Quand on accepte un mal avec courage, et qu'on consent à le subir, on le porte mieux et souvent on le domine.

- La conscience (1861)

Le but de la morale, c'est la pratique, c'est l'action.

- La conscience (1861)

Par l'action de la parole la vie morale est excitée, pénétrée, fécondée. Celui qui enseigne stimule les esprits, les excite à considérer, à réfléchir.

- La conscience (1861)

La conscience est d'autant plus délicate qu'elle est plus pure.

- La conscience (1861)

Quand nous agissons en toute sincérité, sans inquiétude d'esprit, en général nous agissons bien. Aussi les premiers mouvements sont ordinairement les meilleurs.

- La conscience (1861)

Qui passe son temps à discuter, à disserter, et à parler beaucoup, en fait peu.

- La conscience (1861)

La femme fait vouloir ce qu'elle veut, elle sait s'imposer par la douceur et régner par la grâce.

- La conscience (1861)

Bien souvent, quand il faudrait agir en des circonstances graves, on se perd en discussions, en oppositions, et l'occasion s'en va.

- La conscience (1861)

Celui qui se tait ne consent pas, mais il ne désapprouve pas non plus.

- La conscience (1861)

Si j'ignore mes devoirs par ma faute, si je n'ai pas voulu m'en instruire, si j'ai négligé de reconnaître mes obligations et d'être renseigné sur les exigences de mon état, je deviens responsable et coupable de tout le mal qui peut sortir de cette ignorance.

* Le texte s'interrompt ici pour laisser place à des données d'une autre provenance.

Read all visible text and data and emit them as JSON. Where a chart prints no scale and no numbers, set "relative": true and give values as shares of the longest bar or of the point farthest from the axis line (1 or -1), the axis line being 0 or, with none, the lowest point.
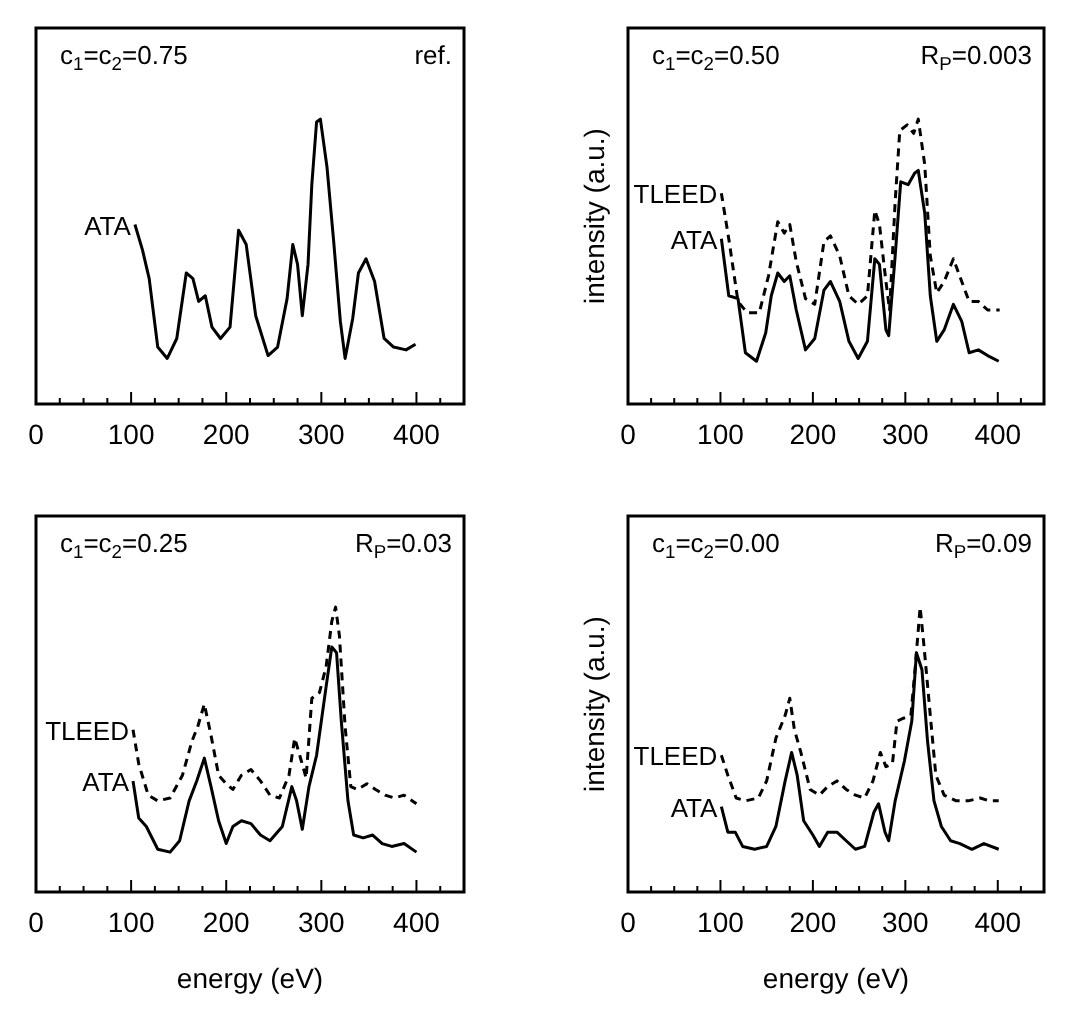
{
  "chart_data": [
    {
      "type": "line",
      "relative": true,
      "annotations": [
        "c$_{1}$=c$_{2}$=0.75",
        "ref."
      ],
      "xlim": [
        0,
        450
      ],
      "xticks": [
        0,
        {
          "value": 25,
          "label": null
        },
        {
          "value": 50,
          "label": null
        },
        {
          "value": 75,
          "label": null
        },
        100,
        {
          "value": 125,
          "label": null
        },
        {
          "value": 150,
          "label": null
        },
        {
          "value": 175,
          "label": null
        },
        200,
        {
          "value": 225,
          "label": null
        },
        {
          "value": 250,
          "label": null
        },
        {
          "value": 275,
          "label": null
        },
        300,
        {
          "value": 325,
          "label": null
        },
        {
          "value": 350,
          "label": null
        },
        {
          "value": 375,
          "label": null
        },
        400,
        {
          "value": 425,
          "label": null
        }
      ],
      "series": [
        {
          "name": "ATA",
          "color": "#000000",
          "line_style": "solid",
          "x": [
            104,
            112,
            119,
            128,
            138,
            148,
            158,
            165,
            171,
            178,
            185,
            194,
            204,
            213,
            221,
            231,
            244,
            254,
            264,
            270,
            275,
            280,
            286,
            290,
            295,
            299,
            306,
            313,
            320,
            325,
            333,
            339,
            347,
            356,
            366,
            376,
            389,
            399
          ],
          "values": [
            0.63,
            0.54,
            0.44,
            0.2,
            0.16,
            0.23,
            0.46,
            0.44,
            0.36,
            0.38,
            0.27,
            0.23,
            0.27,
            0.61,
            0.56,
            0.31,
            0.17,
            0.2,
            0.37,
            0.56,
            0.49,
            0.31,
            0.49,
            0.77,
            0.99,
            1.0,
            0.83,
            0.57,
            0.29,
            0.16,
            0.3,
            0.46,
            0.51,
            0.43,
            0.23,
            0.2,
            0.19,
            0.21
          ]
        }
      ]
    },
    {
      "type": "line",
      "relative": true,
      "ylabel": "intensity (a.u.)",
      "annotations": [
        "c$_{1}$=c$_{2}$=0.50",
        "R$_{P}$=0.003"
      ],
      "xlim": [
        0,
        450
      ],
      "xticks": [
        0,
        {
          "value": 25,
          "label": null
        },
        {
          "value": 50,
          "label": null
        },
        {
          "value": 75,
          "label": null
        },
        100,
        {
          "value": 125,
          "label": null
        },
        {
          "value": 150,
          "label": null
        },
        {
          "value": 175,
          "label": null
        },
        200,
        {
          "value": 225,
          "label": null
        },
        {
          "value": 250,
          "label": null
        },
        {
          "value": 275,
          "label": null
        },
        300,
        {
          "value": 325,
          "label": null
        },
        {
          "value": 350,
          "label": null
        },
        {
          "value": 375,
          "label": null
        },
        400,
        {
          "value": 425,
          "label": null
        }
      ],
      "series": [
        {
          "name": "TLEED",
          "color": "#000000",
          "line_style": "dashed",
          "x": [
            101,
            109,
            119,
            129,
            142,
            152,
            162,
            169,
            175,
            182,
            192,
            202,
            212,
            219,
            229,
            239,
            249,
            259,
            267,
            272,
            279,
            283,
            289,
            294,
            302,
            309,
            314,
            321,
            327,
            334,
            342,
            352,
            361,
            369,
            379,
            389,
            402
          ],
          "values": [
            0.74,
            0.58,
            0.36,
            0.32,
            0.32,
            0.45,
            0.64,
            0.6,
            0.63,
            0.5,
            0.37,
            0.35,
            0.57,
            0.59,
            0.52,
            0.38,
            0.35,
            0.38,
            0.68,
            0.63,
            0.43,
            0.33,
            0.71,
            0.96,
            0.98,
            0.95,
            1.0,
            0.84,
            0.52,
            0.39,
            0.43,
            0.51,
            0.43,
            0.36,
            0.36,
            0.33,
            0.33
          ]
        },
        {
          "name": "ATA",
          "color": "#000000",
          "line_style": "solid",
          "x": [
            101,
            109,
            119,
            127,
            139,
            149,
            155,
            162,
            169,
            175,
            182,
            192,
            202,
            212,
            219,
            229,
            239,
            249,
            259,
            267,
            272,
            279,
            282,
            289,
            295,
            303,
            310,
            314,
            321,
            327,
            334,
            342,
            352,
            361,
            369,
            379,
            389,
            401
          ],
          "values": [
            0.58,
            0.38,
            0.37,
            0.18,
            0.15,
            0.25,
            0.38,
            0.46,
            0.43,
            0.45,
            0.33,
            0.19,
            0.23,
            0.4,
            0.43,
            0.36,
            0.22,
            0.16,
            0.22,
            0.51,
            0.49,
            0.26,
            0.24,
            0.52,
            0.78,
            0.77,
            0.81,
            0.82,
            0.67,
            0.38,
            0.22,
            0.26,
            0.35,
            0.29,
            0.18,
            0.19,
            0.17,
            0.15
          ]
        }
      ]
    },
    {
      "type": "line",
      "relative": true,
      "xlabel": "energy (eV)",
      "annotations": [
        "c$_{1}$=c$_{2}$=0.25",
        "R$_{P}$=0.03"
      ],
      "xlim": [
        0,
        450
      ],
      "xticks": [
        0,
        {
          "value": 25,
          "label": null
        },
        {
          "value": 50,
          "label": null
        },
        {
          "value": 75,
          "label": null
        },
        100,
        {
          "value": 125,
          "label": null
        },
        {
          "value": 150,
          "label": null
        },
        {
          "value": 175,
          "label": null
        },
        200,
        {
          "value": 225,
          "label": null
        },
        {
          "value": 250,
          "label": null
        },
        {
          "value": 275,
          "label": null
        },
        300,
        {
          "value": 325,
          "label": null
        },
        {
          "value": 350,
          "label": null
        },
        {
          "value": 375,
          "label": null
        },
        400,
        {
          "value": 425,
          "label": null
        }
      ],
      "series": [
        {
          "name": "TLEED",
          "color": "#000000",
          "line_style": "dashed",
          "x": [
            102,
            108,
            118,
            128,
            141,
            154,
            164,
            170,
            177,
            184,
            192,
            200,
            207,
            216,
            226,
            236,
            246,
            256,
            266,
            272,
            279,
            284,
            290,
            298,
            305,
            311,
            315,
            319,
            325,
            331,
            338,
            348,
            357,
            367,
            377,
            387,
            400
          ],
          "values": [
            0.57,
            0.45,
            0.34,
            0.32,
            0.33,
            0.41,
            0.53,
            0.58,
            0.66,
            0.55,
            0.41,
            0.38,
            0.36,
            0.41,
            0.43,
            0.39,
            0.34,
            0.33,
            0.41,
            0.54,
            0.46,
            0.4,
            0.68,
            0.7,
            0.79,
            0.95,
            1.0,
            0.9,
            0.58,
            0.37,
            0.36,
            0.38,
            0.36,
            0.34,
            0.33,
            0.34,
            0.31
          ]
        },
        {
          "name": "ATA",
          "color": "#000000",
          "line_style": "solid",
          "x": [
            102,
            108,
            116,
            128,
            141,
            151,
            161,
            169,
            177,
            184,
            192,
            200,
            207,
            216,
            226,
            236,
            246,
            259,
            269,
            274,
            280,
            287,
            295,
            305,
            311,
            316,
            321,
            328,
            334,
            344,
            354,
            364,
            374,
            387,
            400
          ],
          "values": [
            0.39,
            0.26,
            0.23,
            0.15,
            0.14,
            0.18,
            0.32,
            0.39,
            0.47,
            0.37,
            0.25,
            0.17,
            0.23,
            0.25,
            0.24,
            0.2,
            0.18,
            0.23,
            0.37,
            0.32,
            0.22,
            0.37,
            0.48,
            0.72,
            0.86,
            0.84,
            0.6,
            0.32,
            0.2,
            0.19,
            0.2,
            0.17,
            0.16,
            0.17,
            0.14
          ]
        }
      ]
    },
    {
      "type": "line",
      "relative": true,
      "xlabel": "energy (eV)",
      "ylabel": "intensity (a.u.)",
      "annotations": [
        "c$_{1}$=c$_{2}$=0.00",
        "R$_{P}$=0.09"
      ],
      "xlim": [
        0,
        450
      ],
      "xticks": [
        0,
        {
          "value": 25,
          "label": null
        },
        {
          "value": 50,
          "label": null
        },
        {
          "value": 75,
          "label": null
        },
        100,
        {
          "value": 125,
          "label": null
        },
        {
          "value": 150,
          "label": null
        },
        {
          "value": 175,
          "label": null
        },
        200,
        {
          "value": 225,
          "label": null
        },
        {
          "value": 250,
          "label": null
        },
        {
          "value": 275,
          "label": null
        },
        300,
        {
          "value": 325,
          "label": null
        },
        {
          "value": 350,
          "label": null
        },
        {
          "value": 375,
          "label": null
        },
        400,
        {
          "value": 425,
          "label": null
        }
      ],
      "series": [
        {
          "name": "TLEED",
          "color": "#000000",
          "line_style": "dashed",
          "x": [
            101,
            108,
            117,
            127,
            141,
            150,
            160,
            170,
            175,
            180,
            187,
            197,
            207,
            216,
            226,
            236,
            246,
            256,
            265,
            273,
            279,
            286,
            291,
            298,
            306,
            311,
            316,
            320,
            327,
            333,
            342,
            355,
            368,
            381,
            391,
            401
          ],
          "values": [
            0.48,
            0.41,
            0.33,
            0.32,
            0.33,
            0.39,
            0.54,
            0.62,
            0.68,
            0.57,
            0.49,
            0.36,
            0.34,
            0.37,
            0.39,
            0.36,
            0.34,
            0.33,
            0.39,
            0.49,
            0.44,
            0.45,
            0.6,
            0.61,
            0.62,
            0.8,
            1.0,
            0.87,
            0.62,
            0.41,
            0.34,
            0.32,
            0.32,
            0.33,
            0.32,
            0.32
          ]
        },
        {
          "name": "ATA",
          "color": "#000000",
          "line_style": "solid",
          "x": [
            101,
            108,
            116,
            124,
            137,
            150,
            160,
            170,
            177,
            183,
            190,
            200,
            207,
            216,
            226,
            236,
            246,
            256,
            266,
            271,
            278,
            282,
            289,
            299,
            307,
            312,
            318,
            324,
            331,
            339,
            349,
            359,
            372,
            385,
            401
          ],
          "values": [
            0.3,
            0.21,
            0.21,
            0.16,
            0.15,
            0.16,
            0.23,
            0.39,
            0.49,
            0.41,
            0.25,
            0.2,
            0.16,
            0.21,
            0.21,
            0.18,
            0.15,
            0.16,
            0.28,
            0.31,
            0.21,
            0.18,
            0.32,
            0.46,
            0.6,
            0.84,
            0.78,
            0.53,
            0.32,
            0.23,
            0.18,
            0.17,
            0.15,
            0.17,
            0.15
          ]
        }
      ]
    }
  ]
}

- Philosophie morale (1866)

C'est la volonté, en définitive, qui décide de la vie de l'homme. C'est l'énergie de la volonté qui fait l'homme véritable.

- La conscience (1861)

En fait de morale, il ne suffit pas de savoir. Que d'hommes connaissent leur devoir et ne le font pas ! Le plus difficile n'est pas de savoir ce qu'on doit faire, mais de l'exécuter.

- La conscience (1861)

Travaillez pendant que vous êtes jeune ; il n'y a qu'un printemps de la vie, et c'est le printemps qui prépare la richesse de l'été et la fécondité de l'automne.

- La conscience (1861)

Les hommes d'énergie, les hommes de caractère parlent peu, et agissent à propos et avec force. C'est ainsi qu'on gouverne le monde, et non par les discussions et le parlage à outrance.

- La conscience (1861)

A mesure qu'on discerne mieux ce qui est bien, et qu'on l'aime davantage, on désire s'en rapprocher tous les jours par la pratique, et l'on fait plus d'efforts pour combattre et diminuer le mal en soi.

- La conscience (1861)

Nous sommes faits pour la vérité, la justice et le bien. Il y a en nous un instinct qui les réclame, c'est l'instinct noble, généreux, qui fait l'élan de la jeunesse non encore désabusée par les expériences fâcheuses de la vie et de la société.